Com a mesma ingenuidade instintiva de um turista frente ao Taj-Mahal, fotografa
incessantemente os seus amigos nas mais variadas ocasiões e assim perpetua a
sua passagem por este(s) lugar(es)! A máquina fotográfica surge assim como uma
prótese tecnológica, o meio mais imediato de quem procura obstinadamente
apreender a realidade.
Arlindo
conhece bem os modelos que pinta, conhece os seus hábitos, os seus
comportamentos, observa-os atentamente enquanto se alimentam em grupo,
conhece-lhes os jeitos, os trejeitos e as faltas-de-jeito, memoriza-lhes as
fisionomias (indispensável para corrigir certas deformações fotográficas),
distingue-os entre a multidão. Devora-os. Através de uma chantagem irrecusável,
tentadora, engorda-os e embebeda-os e assim conquista, com educação, o direito
total para usar e abusar das fotografias que acompanham os serões partilhados.
Esses registos serão o
ponto-de-partida para pinturas que, apesar de muitas vezes consideradas
hiper-realistas no sentido mais rasteiro da expressão, são antes de tudo
transfigurações emotivas das realidades sensíveis que captam. Sem abusar das
possibilidades geradas por esta tecnologia, usa-as apenas como auxiliar da sua
memória visual, aliás profícua, e completa-as com o seu discernimento. Uma espécie
de intuição empírica de quem pertence genuinamente à realidade que se propõe
escrutar.
Aqui
o jogo da representação é sofisticado, a realidade devidamente triturada, e a
presentificação dos ambientes através de uma sedução formal descarada,
assustadora. Sentimo-nos hipnotizados, aprisionados nesta teia virtuosa de aparências.

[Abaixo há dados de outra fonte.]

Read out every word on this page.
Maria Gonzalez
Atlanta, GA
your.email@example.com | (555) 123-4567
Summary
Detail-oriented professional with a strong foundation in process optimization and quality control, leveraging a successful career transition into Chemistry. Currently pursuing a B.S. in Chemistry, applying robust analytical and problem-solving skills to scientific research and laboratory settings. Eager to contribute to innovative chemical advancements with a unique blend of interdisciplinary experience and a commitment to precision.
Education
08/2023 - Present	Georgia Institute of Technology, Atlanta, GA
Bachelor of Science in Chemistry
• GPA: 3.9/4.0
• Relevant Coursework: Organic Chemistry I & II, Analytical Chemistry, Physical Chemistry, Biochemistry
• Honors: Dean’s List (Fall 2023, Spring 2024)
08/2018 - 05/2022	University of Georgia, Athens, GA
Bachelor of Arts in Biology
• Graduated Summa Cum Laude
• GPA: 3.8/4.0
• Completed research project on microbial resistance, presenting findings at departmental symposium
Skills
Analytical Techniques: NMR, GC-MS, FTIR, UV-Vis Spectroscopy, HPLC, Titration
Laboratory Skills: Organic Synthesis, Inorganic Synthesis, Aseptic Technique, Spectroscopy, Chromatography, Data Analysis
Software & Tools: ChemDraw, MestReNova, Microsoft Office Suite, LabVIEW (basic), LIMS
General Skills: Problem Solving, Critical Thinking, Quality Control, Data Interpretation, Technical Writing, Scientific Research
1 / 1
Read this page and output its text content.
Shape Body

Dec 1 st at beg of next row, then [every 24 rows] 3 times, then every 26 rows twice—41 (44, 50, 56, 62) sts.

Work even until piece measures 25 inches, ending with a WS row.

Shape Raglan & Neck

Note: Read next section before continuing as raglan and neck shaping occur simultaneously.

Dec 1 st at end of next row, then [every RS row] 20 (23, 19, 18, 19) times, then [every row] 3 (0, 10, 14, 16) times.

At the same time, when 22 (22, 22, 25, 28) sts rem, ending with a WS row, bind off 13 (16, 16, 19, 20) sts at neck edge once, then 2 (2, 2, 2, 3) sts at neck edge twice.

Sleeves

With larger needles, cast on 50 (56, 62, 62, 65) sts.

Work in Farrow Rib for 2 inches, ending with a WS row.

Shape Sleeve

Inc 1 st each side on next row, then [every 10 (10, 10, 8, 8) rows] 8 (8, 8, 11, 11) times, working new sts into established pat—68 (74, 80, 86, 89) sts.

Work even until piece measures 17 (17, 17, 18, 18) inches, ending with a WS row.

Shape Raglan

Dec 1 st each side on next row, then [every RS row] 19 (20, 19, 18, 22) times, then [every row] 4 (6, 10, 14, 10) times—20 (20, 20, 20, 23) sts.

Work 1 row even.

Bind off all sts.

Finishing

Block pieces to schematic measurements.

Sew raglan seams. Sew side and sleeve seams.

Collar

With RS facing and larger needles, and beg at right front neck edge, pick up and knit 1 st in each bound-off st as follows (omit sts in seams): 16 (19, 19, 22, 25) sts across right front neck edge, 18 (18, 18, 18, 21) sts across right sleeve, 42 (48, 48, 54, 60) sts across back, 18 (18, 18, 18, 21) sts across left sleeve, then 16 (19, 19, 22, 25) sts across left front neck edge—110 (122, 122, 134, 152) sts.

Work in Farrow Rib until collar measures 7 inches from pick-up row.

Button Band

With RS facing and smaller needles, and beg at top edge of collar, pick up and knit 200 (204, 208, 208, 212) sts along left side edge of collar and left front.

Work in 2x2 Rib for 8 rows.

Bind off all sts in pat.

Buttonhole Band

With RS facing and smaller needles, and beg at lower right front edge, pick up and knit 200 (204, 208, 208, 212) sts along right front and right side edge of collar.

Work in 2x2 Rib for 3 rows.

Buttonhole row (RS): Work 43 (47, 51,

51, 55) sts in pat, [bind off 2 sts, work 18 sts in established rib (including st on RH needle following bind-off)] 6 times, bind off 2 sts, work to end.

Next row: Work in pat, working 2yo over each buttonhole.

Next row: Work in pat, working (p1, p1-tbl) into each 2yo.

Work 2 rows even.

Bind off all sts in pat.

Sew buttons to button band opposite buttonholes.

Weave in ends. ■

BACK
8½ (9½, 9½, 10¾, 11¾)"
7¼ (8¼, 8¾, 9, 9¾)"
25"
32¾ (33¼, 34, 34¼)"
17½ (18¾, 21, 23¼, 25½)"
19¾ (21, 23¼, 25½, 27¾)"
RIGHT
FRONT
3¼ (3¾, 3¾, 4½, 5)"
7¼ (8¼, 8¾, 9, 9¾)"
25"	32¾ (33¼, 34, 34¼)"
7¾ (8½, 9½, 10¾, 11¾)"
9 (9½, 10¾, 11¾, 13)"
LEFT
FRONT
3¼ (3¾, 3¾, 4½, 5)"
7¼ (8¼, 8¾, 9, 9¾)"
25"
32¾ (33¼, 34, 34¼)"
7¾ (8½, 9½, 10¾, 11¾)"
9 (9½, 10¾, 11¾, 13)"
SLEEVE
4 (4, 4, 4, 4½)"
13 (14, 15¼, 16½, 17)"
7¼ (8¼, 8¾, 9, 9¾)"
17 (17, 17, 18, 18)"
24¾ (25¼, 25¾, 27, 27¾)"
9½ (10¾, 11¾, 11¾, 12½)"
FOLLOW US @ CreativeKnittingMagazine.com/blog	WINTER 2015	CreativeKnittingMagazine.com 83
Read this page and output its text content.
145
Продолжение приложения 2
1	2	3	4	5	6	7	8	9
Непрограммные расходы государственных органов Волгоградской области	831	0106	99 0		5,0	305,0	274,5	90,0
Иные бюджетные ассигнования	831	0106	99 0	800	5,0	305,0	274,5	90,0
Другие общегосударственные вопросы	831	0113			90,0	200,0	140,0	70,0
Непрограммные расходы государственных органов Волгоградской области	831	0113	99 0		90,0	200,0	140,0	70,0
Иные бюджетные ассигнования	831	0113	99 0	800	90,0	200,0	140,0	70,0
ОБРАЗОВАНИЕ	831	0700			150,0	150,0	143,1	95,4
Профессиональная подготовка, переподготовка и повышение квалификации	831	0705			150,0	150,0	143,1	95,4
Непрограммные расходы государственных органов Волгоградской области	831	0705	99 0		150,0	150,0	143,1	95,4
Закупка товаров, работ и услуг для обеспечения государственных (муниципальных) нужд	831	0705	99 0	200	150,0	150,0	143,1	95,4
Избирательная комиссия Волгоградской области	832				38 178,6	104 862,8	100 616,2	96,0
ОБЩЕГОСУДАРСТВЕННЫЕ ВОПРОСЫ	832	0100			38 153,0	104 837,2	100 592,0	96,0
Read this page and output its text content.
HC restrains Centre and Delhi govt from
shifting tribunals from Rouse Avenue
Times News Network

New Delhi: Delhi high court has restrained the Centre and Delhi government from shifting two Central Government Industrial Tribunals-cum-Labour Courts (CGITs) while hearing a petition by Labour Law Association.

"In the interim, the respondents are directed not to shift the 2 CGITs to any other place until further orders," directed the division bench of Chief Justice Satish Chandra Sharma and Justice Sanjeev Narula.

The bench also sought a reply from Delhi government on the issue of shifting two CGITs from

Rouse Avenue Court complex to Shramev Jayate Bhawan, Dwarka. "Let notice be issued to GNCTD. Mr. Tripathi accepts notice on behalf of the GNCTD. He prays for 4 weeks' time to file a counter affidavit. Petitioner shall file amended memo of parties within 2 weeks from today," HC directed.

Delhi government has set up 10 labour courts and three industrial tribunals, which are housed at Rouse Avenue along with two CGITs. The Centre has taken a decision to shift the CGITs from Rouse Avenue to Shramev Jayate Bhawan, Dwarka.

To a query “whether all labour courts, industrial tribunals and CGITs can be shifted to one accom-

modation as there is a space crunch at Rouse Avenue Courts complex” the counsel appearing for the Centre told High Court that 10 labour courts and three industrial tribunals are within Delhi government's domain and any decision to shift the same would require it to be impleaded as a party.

A procura do real torna-se obsessiva, mesmo caprichosa, desde a mancha de vinho
na braguilha, passando pela cicatriz do apêndice, o cabelo suado, a tez corada
de euforia, até ao chumbo no dente ou a carraça camuflada no dorso do felino,
tudo o que deliberadamente decide ser indispensável para adensar a
singularidade de cada exibição.
Através
de um tratamento exímio das superfícies que reconstrói, e da inevitável deformação
imagética e sensível de quem procura representar o que vê, Arlindo reveste estas aparições de uma verosimilhança
imprevista, uma evocação sincera à medida da realidade que se propõe
documentar. As evidências exteriores tornam-se por isso, paradoxalmente, o
espelho das ocultações interiores, já que tudo o que há para saber encontra-se
dentro dos confins do suporte.
As
personagens dos quadros exibem-se ora em fundos assépticos, depurados de indícios
que contextualizem a acção (permitindo que a tensão do quadro se concentre num
especial jeito dos lábios, no vermelhão dos olhos que denuncia consumos menos
saudáveis, etc…), ora são cativos de composições complexas, instantes decisivos, pausas imprevistas
de acção que reclamam do observador a reconstituição de uma narrativa
interrompida, incompleta.
Ao
contrário dos modelos promovidos pela publicidade invasora e de ideias curtas
com que todos os dias somos bombardeados, rapazes e raparigas desinfectados,
polidos, ostentando dentaduras destartarizadas e abdominais apolíneos,
impolutos, à medida de uma realidade sem defeitos, não há nas figuras
retratadas destes quadros vontade de evidenciar qualquer estilo de vida
exemplar ou conveniente. Estes não são os heróis de um mundo ideal, e por isso
a pose é espontânea, poder-se-ia mesmo dizer tímida. O comportamento dos
intervenientes é, muita das vezes, não-racional, e através de condutas
desafectadas, desavergonhadas, procuram esgotar-se, levar a existência aos seus
limites, restaurando o convívio com a dor, a humilhação ou a desgraça como
partes integrantes da nossa experiência. Errantes, meros vagamundos, a glória
destes personagens reside na sua própria mortalidade.
Evitando
sempre que pode auto-representar-se (como alguém que evita militantemente o seu
reflexo), Arlindo desdobra-se e revê-se invariavelmente em cada um destes
flashes. Através desta catarse, aproveita a circunstância provocada e faz o
luto de cada imagem e, por conseguinte, do tempo de que ela é prova, um alívio
que se torna mais evidente cada vez que encerra uma série: Apartamento 16, Verão Azul,
etc... Cada um desses capítulos sendo, por isso, simultaneamente um falhanço e
um recomeço.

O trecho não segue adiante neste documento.